Fr, 19. Jänner 2018

Dämonisch gut

03.06.2005 13:28

Die Cartoon-Band Gorillaz ist wieder da

Nach vier Jahren Pause kehrt eines der erfolgreichsten und zugleich seltsamsten Musikprojekte mit einem neuen Album zurück. Die Cartoonband „Gorillaz“, die mit „Clint Eastwood“ weltberühmt wurde, verknüpft in „Demon Days“ Experiment mit Hitqualität.
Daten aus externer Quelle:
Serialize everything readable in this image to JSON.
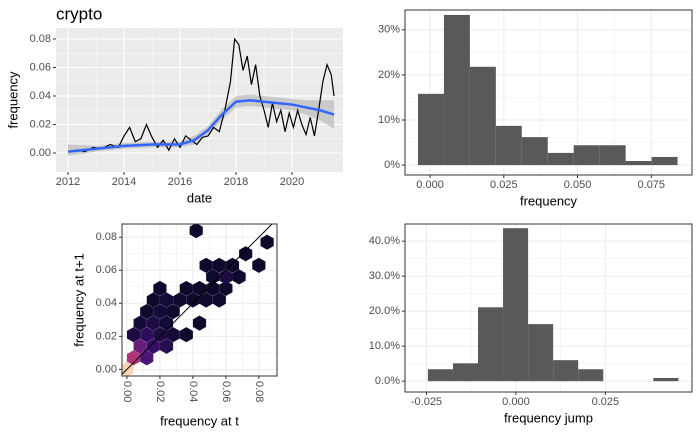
{
  "chart_data": [
    {
      "type": "line",
      "title": "crypto",
      "x_label": "date",
      "y_label": "frequency",
      "xlim": [
        2011.57,
        2021.82
      ],
      "xticks": [
        2012,
        2014,
        2016,
        2018,
        2020
      ],
      "ylim": [
        -0.0133,
        0.0877
      ],
      "yticks": [
        {
          "value": 0,
          "label": "0.00"
        },
        0.02,
        0.04,
        0.06,
        0.08
      ],
      "grid": true,
      "background": "#ebebeb",
      "series": [
        {
          "color": "#000000",
          "x": [
            2012.0,
            2012.3,
            2012.6,
            2012.9,
            2013.2,
            2013.5,
            2013.8,
            2014.0,
            2014.2,
            2014.4,
            2014.6,
            2014.8,
            2015.0,
            2015.2,
            2015.4,
            2015.6,
            2015.8,
            2016.0,
            2016.2,
            2016.4,
            2016.6,
            2016.8,
            2017.0,
            2017.2,
            2017.4,
            2017.6,
            2017.8,
            2017.95,
            2018.1,
            2018.25,
            2018.4,
            2018.55,
            2018.7,
            2018.85,
            2019.0,
            2019.15,
            2019.3,
            2019.45,
            2019.6,
            2019.75,
            2019.9,
            2020.05,
            2020.2,
            2020.35,
            2020.5,
            2020.65,
            2020.8,
            2020.95,
            2021.1,
            2021.25,
            2021.4,
            2021.5
          ],
          "values": [
            0.001,
            0.002,
            0.001,
            0.004,
            0.003,
            0.006,
            0.004,
            0.012,
            0.018,
            0.008,
            0.01,
            0.02,
            0.011,
            0.004,
            0.009,
            0.002,
            0.01,
            0.004,
            0.012,
            0.009,
            0.006,
            0.011,
            0.012,
            0.018,
            0.015,
            0.03,
            0.05,
            0.08,
            0.076,
            0.058,
            0.068,
            0.048,
            0.062,
            0.04,
            0.03,
            0.018,
            0.035,
            0.022,
            0.03,
            0.015,
            0.028,
            0.018,
            0.03,
            0.02,
            0.013,
            0.025,
            0.012,
            0.03,
            0.05,
            0.062,
            0.055,
            0.04
          ]
        },
        {
          "color": "#3366ff",
          "band_color": "#bdbdbd",
          "x": [
            2012,
            2013,
            2014,
            2015,
            2016,
            2016.5,
            2017,
            2017.5,
            2018,
            2018.5,
            2019,
            2019.5,
            2020,
            2020.5,
            2021,
            2021.5
          ],
          "values": [
            0.001,
            0.003,
            0.005,
            0.006,
            0.006,
            0.009,
            0.016,
            0.027,
            0.036,
            0.037,
            0.036,
            0.035,
            0.034,
            0.032,
            0.03,
            0.027
          ],
          "lower": [
            -0.002,
            0.001,
            0.003,
            0.004,
            0.004,
            0.006,
            0.013,
            0.023,
            0.032,
            0.033,
            0.032,
            0.031,
            0.03,
            0.027,
            0.023,
            0.017
          ],
          "upper": [
            0.006,
            0.005,
            0.007,
            0.008,
            0.008,
            0.012,
            0.019,
            0.031,
            0.04,
            0.041,
            0.04,
            0.039,
            0.038,
            0.037,
            0.037,
            0.037
          ]
        }
      ]
    },
    {
      "type": "histogram",
      "x_label": "frequency",
      "color": "#595959",
      "bins": [
        -0.0041,
        0.0047,
        0.0135,
        0.0223,
        0.0311,
        0.0399,
        0.0487,
        0.0575,
        0.0663,
        0.0751,
        0.0839
      ],
      "values": [
        15.8,
        33.3,
        21.8,
        8.7,
        6.2,
        2.7,
        4.4,
        4.4,
        0.9,
        1.8
      ],
      "xlim": [
        -0.0085,
        0.0888
      ],
      "xticks": [
        {
          "value": 0,
          "label": "0.000"
        },
        0.025,
        {
          "value": 0.05,
          "label": "0.050"
        },
        0.075
      ],
      "ylim": [
        -2.2,
        34.4
      ],
      "yticks": [
        {
          "value": 0,
          "label": "0%"
        },
        {
          "value": 10,
          "label": "10%"
        },
        {
          "value": 20,
          "label": "20%"
        },
        {
          "value": 30,
          "label": "30%"
        }
      ],
      "grid": true
    },
    {
      "type": "hexbin",
      "x_label": "frequency at t",
      "y_label": "frequency at t+1",
      "xlim": [
        -0.003,
        0.091
      ],
      "ylim": [
        -0.004,
        0.088
      ],
      "xticks": [
        {
          "value": 0,
          "label": "0.00"
        },
        0.02,
        0.04,
        0.06,
        0.08
      ],
      "yticks": [
        {
          "value": 0,
          "label": "0.00"
        },
        0.02,
        0.04,
        0.06,
        0.08
      ],
      "grid": true,
      "colorscale": [
        "#0d0a2c",
        "#3b0f70",
        "#8c2981",
        "#de4968",
        "#fe9f6d",
        "#fcd5b0"
      ],
      "x": [
        0.0,
        0.004,
        0.012,
        0.008,
        0.016,
        0.024,
        0.004,
        0.012,
        0.02,
        0.028,
        0.008,
        0.016,
        0.024,
        0.036,
        0.012,
        0.02,
        0.028,
        0.016,
        0.024,
        0.032,
        0.04,
        0.048,
        0.056,
        0.02,
        0.036,
        0.044,
        0.052,
        0.06,
        0.06,
        0.052,
        0.068,
        0.048,
        0.056,
        0.064,
        0.044,
        0.072,
        0.08,
        0.042,
        0.085
      ],
      "y": [
        0.0,
        0.007,
        0.007,
        0.014,
        0.014,
        0.014,
        0.021,
        0.021,
        0.021,
        0.021,
        0.028,
        0.028,
        0.028,
        0.021,
        0.035,
        0.035,
        0.035,
        0.042,
        0.042,
        0.042,
        0.042,
        0.042,
        0.042,
        0.049,
        0.049,
        0.049,
        0.049,
        0.049,
        0.056,
        0.056,
        0.056,
        0.063,
        0.063,
        0.063,
        0.028,
        0.07,
        0.063,
        0.084,
        0.077
      ],
      "counts": [
        30,
        15,
        8,
        10,
        6,
        4,
        3,
        5,
        3,
        2,
        2,
        3,
        2,
        1,
        1,
        2,
        1,
        1,
        2,
        1,
        1,
        1,
        1,
        1,
        1,
        1,
        1,
        1,
        3,
        1,
        1,
        1,
        1,
        1,
        1,
        1,
        1,
        1,
        1
      ]
    },
    {
      "type": "histogram",
      "x_label": "frequency jump",
      "color": "#595959",
      "bins": [
        -0.0246,
        -0.0176,
        -0.0106,
        -0.0036,
        0.0034,
        0.0104,
        0.0174,
        0.0244,
        0.0314,
        0.0384,
        0.0454
      ],
      "values": [
        3.4,
        5.1,
        21.1,
        43.7,
        16.3,
        6.0,
        3.4,
        0,
        0,
        0.9
      ],
      "xlim": [
        -0.031,
        0.0492
      ],
      "xticks": [
        -0.025,
        {
          "value": 0,
          "label": "0.000"
        },
        0.025
      ],
      "ylim": [
        -3.1,
        44.9
      ],
      "yticks": [
        {
          "value": 0,
          "label": "0.0%"
        },
        {
          "value": 10,
          "label": "10.0%"
        },
        {
          "value": 20,
          "label": "20.0%"
        },
        {
          "value": 30,
          "label": "30.0%"
        },
        {
          "value": 40,
          "label": "40.0%"
        }
      ],
      "grid": true
    }
  ]
}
Blur-Frontman Damon Albarn hat sich mit seinen Musiker-Kollegen für das neue Album austoben dürfen, schließlich verknüpft man beim Hören der CD die Stimmen unwillkürlich mit den Zeichentrick-Charakteren 2D, Murdoc, Russel und Noodle aus der Feder von Jamie Hewlett und nicht mit den großteils sehr prominenten Haup- und Gaststimmen.

Als hochrangige Gäste tragen De La Soul mit Rap Parts aber auch Ike Turner und Neneh Cherry zum ganz eigenen Hörerlebnis bei. Außergewöhnlich auch der Gastauftritt von Easy-Rider Dennis Hopper, der in „Fire Coming Out Of The Monkey‘s Head“ als Erzähler auftritt.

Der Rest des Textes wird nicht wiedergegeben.